Comment 12 _ gtzabari 2001-03-19 15:32:07 UTC
1) Both stack traces (the first and last) came from OS/2 and they both 
resulted in the same error and so I assume they are both related

2) I have tried a testcase program on OS/2 whereby it allocates memory in 
small or even big chunks and it always gives me OutOfMemory correctly 
when I allocate all my memory. Then again, my testcase program did not 
involve any GUI; rather it just kept on allocating new String[100000]; 
and adding them to a Vector so they would not be deallocated.
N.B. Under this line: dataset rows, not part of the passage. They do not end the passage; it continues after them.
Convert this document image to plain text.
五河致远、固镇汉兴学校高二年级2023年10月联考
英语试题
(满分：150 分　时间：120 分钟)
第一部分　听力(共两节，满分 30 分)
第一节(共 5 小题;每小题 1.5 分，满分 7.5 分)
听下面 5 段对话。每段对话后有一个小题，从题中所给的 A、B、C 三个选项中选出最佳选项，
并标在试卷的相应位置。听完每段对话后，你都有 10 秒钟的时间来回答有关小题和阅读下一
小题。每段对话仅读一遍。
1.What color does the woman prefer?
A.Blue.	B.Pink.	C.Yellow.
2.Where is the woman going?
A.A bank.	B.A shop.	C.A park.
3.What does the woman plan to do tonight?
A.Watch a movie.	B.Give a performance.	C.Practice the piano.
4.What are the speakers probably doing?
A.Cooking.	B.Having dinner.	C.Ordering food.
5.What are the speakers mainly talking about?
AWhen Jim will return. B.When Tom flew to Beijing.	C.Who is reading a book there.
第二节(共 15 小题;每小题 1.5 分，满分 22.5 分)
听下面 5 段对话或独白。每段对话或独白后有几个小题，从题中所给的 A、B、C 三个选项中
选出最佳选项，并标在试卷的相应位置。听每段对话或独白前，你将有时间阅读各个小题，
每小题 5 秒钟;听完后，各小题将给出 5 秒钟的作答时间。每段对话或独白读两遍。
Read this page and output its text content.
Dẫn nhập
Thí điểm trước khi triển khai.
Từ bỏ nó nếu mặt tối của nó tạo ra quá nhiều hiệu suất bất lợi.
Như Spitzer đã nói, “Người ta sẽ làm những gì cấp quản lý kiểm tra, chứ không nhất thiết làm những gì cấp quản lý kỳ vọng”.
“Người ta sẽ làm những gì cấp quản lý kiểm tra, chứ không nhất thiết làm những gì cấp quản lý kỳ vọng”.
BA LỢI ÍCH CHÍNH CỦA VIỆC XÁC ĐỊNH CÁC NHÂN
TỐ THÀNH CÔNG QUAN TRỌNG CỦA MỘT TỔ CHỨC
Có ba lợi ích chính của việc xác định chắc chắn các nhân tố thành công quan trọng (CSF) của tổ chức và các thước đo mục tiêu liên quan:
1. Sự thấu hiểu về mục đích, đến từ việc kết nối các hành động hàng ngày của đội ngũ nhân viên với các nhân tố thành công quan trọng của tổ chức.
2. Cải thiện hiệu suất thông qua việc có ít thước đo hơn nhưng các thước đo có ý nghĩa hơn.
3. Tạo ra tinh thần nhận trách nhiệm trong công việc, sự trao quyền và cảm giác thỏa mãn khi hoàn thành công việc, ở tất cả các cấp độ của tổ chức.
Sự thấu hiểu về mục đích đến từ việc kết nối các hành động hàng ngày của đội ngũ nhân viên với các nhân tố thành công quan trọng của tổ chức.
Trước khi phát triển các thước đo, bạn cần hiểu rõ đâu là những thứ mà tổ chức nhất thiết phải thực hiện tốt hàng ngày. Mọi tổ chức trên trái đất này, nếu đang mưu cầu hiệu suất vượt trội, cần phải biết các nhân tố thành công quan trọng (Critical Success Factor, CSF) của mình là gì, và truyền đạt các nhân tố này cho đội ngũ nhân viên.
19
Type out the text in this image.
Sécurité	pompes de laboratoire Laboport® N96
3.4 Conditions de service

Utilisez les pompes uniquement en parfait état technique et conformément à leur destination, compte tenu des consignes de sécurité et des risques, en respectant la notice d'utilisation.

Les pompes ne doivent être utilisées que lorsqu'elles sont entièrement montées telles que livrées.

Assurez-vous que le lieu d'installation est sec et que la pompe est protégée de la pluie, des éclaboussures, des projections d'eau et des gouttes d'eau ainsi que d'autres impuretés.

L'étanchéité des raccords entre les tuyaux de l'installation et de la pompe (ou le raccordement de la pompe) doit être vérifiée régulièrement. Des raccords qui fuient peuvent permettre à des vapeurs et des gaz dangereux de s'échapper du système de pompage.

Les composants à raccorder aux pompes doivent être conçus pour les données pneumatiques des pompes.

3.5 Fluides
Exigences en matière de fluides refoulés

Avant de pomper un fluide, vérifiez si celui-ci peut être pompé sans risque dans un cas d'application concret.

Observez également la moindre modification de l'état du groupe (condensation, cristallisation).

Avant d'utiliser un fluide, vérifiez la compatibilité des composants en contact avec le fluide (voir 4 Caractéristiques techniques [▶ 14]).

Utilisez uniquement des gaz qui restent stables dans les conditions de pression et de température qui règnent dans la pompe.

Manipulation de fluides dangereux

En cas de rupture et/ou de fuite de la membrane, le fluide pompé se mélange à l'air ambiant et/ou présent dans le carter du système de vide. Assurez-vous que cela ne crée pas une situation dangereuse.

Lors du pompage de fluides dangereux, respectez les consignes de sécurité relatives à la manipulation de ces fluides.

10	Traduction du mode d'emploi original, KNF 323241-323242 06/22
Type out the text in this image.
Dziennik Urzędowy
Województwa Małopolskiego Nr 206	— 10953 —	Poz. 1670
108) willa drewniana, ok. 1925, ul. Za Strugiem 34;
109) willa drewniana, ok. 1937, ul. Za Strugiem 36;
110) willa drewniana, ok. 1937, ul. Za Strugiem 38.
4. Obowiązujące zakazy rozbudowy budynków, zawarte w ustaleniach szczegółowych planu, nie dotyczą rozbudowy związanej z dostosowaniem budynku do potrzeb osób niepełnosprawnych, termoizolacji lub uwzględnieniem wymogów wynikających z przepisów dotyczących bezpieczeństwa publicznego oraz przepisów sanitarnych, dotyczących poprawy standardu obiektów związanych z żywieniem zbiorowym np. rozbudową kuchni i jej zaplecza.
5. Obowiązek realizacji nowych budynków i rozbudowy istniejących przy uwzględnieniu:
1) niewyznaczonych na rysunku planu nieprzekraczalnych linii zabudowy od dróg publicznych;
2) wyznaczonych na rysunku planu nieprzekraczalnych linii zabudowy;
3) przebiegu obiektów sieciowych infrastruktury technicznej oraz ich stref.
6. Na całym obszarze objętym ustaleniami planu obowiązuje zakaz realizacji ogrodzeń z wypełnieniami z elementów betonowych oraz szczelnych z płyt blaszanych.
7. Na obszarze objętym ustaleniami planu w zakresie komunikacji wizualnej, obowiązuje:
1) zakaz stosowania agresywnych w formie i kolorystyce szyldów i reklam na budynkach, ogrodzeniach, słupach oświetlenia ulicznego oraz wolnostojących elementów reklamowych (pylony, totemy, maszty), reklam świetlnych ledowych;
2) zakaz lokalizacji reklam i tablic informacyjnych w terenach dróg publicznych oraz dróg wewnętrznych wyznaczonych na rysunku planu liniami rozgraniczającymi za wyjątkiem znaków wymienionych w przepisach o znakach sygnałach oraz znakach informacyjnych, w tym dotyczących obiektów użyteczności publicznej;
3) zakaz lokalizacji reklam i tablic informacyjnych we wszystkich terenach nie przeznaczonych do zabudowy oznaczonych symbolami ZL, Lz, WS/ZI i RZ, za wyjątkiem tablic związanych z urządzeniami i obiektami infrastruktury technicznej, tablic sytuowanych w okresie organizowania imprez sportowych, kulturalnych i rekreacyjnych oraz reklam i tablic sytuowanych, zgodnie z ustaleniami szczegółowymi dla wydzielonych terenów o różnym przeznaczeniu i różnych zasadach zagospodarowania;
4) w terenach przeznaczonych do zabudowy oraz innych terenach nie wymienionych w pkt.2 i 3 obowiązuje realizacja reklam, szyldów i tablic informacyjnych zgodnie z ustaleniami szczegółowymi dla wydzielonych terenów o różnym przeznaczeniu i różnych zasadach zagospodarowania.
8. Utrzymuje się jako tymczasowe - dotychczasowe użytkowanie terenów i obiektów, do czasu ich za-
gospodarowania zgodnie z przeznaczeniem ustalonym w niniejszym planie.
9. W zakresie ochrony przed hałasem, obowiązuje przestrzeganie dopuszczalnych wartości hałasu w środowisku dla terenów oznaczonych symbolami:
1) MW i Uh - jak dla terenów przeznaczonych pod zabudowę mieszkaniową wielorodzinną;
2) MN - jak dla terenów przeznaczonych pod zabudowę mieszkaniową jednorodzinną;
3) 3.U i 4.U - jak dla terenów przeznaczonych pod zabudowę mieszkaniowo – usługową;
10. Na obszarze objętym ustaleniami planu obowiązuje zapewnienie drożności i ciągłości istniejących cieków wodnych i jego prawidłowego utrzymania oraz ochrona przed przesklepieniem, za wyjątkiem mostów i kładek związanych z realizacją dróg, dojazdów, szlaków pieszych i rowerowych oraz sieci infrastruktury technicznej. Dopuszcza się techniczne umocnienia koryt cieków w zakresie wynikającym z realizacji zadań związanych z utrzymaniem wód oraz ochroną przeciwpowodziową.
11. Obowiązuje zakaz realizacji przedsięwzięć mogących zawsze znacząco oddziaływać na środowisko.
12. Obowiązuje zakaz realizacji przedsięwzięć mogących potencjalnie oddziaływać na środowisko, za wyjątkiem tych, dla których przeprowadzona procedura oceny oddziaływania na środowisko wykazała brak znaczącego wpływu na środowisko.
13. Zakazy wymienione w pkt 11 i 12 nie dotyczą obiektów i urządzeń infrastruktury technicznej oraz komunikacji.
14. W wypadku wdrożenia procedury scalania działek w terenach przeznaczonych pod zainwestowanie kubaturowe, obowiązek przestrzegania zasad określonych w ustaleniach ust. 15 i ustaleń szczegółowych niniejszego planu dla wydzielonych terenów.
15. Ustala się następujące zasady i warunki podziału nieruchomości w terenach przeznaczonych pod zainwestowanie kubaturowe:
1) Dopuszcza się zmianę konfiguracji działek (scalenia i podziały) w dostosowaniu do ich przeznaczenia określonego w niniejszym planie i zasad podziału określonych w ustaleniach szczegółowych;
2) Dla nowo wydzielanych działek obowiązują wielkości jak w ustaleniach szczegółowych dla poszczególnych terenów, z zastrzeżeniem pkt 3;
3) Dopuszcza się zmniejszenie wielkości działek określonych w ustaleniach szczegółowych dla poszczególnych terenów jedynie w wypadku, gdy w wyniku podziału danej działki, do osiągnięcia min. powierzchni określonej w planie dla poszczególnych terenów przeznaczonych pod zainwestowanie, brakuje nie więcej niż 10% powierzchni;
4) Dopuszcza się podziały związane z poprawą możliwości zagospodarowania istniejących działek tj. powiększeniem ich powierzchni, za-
3) Out of all Java programs I am using, Netbeans is the most complex but 
all-the-same it is the ONLY one that experiences this OutOfMemory error 
which is why I am more tempted to say it is Netbeans-specific.

4) I will test memory allocation in the lab if you wish, but it will take 
me a while (a week or so) because I'm quite busy this week.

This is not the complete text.